PLAY RECAP *********************************************************************
default                    : ok=84   changed=0    unreachable=0    failed=1   

Ansible failed to complete successfully. Any error output should be
visible above. Please fix these errors and try again.

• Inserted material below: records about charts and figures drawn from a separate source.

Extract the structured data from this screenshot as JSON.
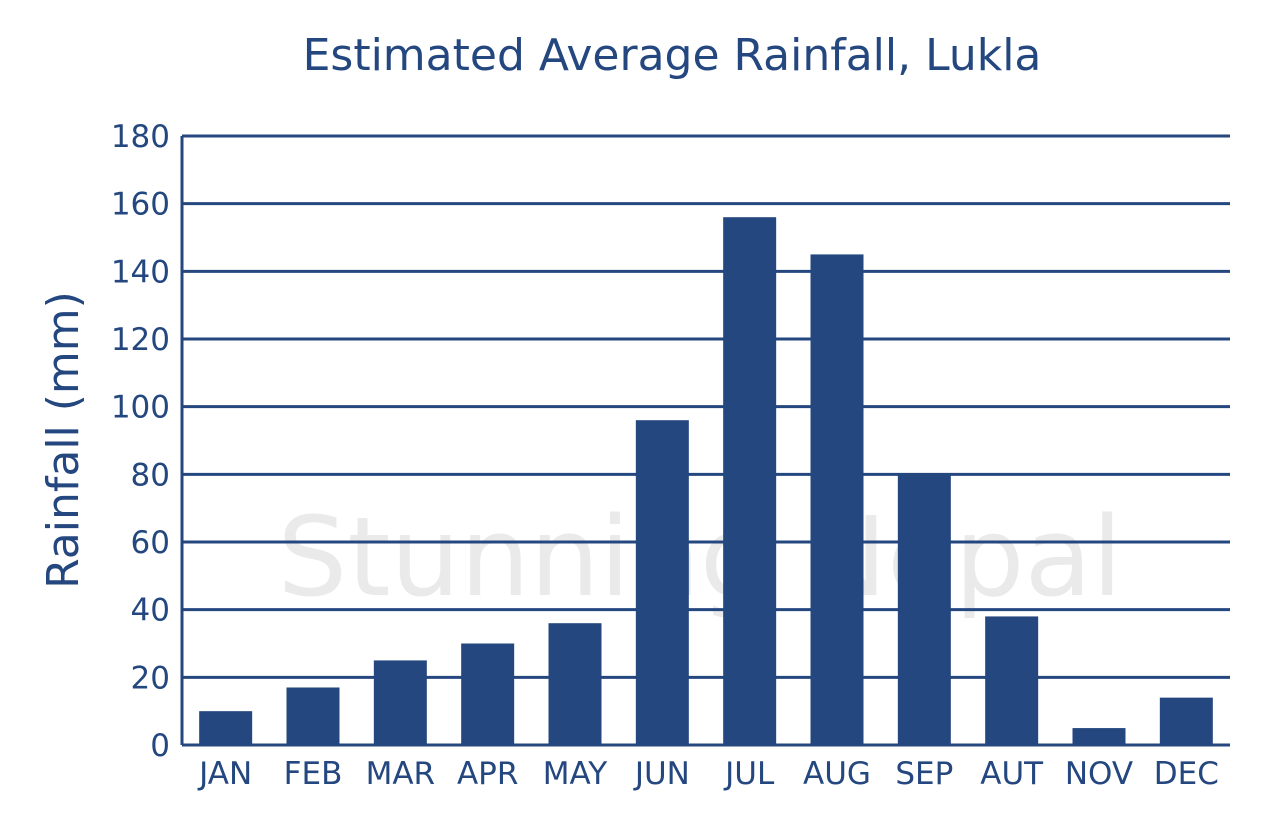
{
  "colors": {
    "bar": "#24477f",
    "grid": "#24477f",
    "text": "#24477f",
    "background": "#ffffff",
    "watermark": "#d9d9d9"
  },
  "watermark": {
    "text": "Stunning Nepal"
  },
  "chart_data": {
    "type": "bar",
    "title": "Estimated Average Rainfall, Lukla",
    "xlabel": "",
    "ylabel": "Rainfall (mm)",
    "ylim": [
      0,
      180
    ],
    "yticks": [
      0,
      20,
      40,
      60,
      80,
      100,
      120,
      140,
      160,
      180
    ],
    "grid": true,
    "legend": "none",
    "categories": [
      "JAN",
      "FEB",
      "MAR",
      "APR",
      "MAY",
      "JUN",
      "JUL",
      "AUG",
      "SEP",
      "AUT",
      "NOV",
      "DEC"
    ],
    "values": [
      10,
      17,
      25,
      30,
      36,
      96,
      156,
      145,
      80,
      38,
      5,
      14
    ]
  }
}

I am getting the above error. I have been looking into it and can’t figure out what I need to fix/change. Any tips?

6

Make sure that any chances to files in group_vars/all have been merged into your copy of Trellis. I’ve seen ugly errors like these (I’m not sure if they were exactly these) when an update to helpers.yml was missed.

7

I was able to get it. I had a brain fart moment, had two windows of the same trellis install open and was looking at the same file and couldn’t see why I was getting the error because the files were exactly the same I went to the trellis github and was able to figure out the error. I was missing this line from the group_vars/all/main.yml file

multisite_subdomains_wildcards: “{{ item.value.multisite.subdomains | default(false) | ternary( site_hosts_canonical | map(‘regex_replace’, ‘^(www\.)?(.)$’, '.\2’) | list, [] ) }}”.

Thanks for your tips though. I know it goes against most version control standards but merging from their master branch was a bit of overkill and I’m not the greatest at merging.

8

Thanks @MWDelaney, this is exactly what I was looking for (feels like I’ve said that to you before?). On top of this I also had to clear out a couple of entries in my known_hosts file. This was a simple case of reading the error message and deleleting the problematic entries, using:

$ ssh-keygen -R <hostname>

After this I ran ansible-playbook server.yml -e env=production again and all was singing like a bird.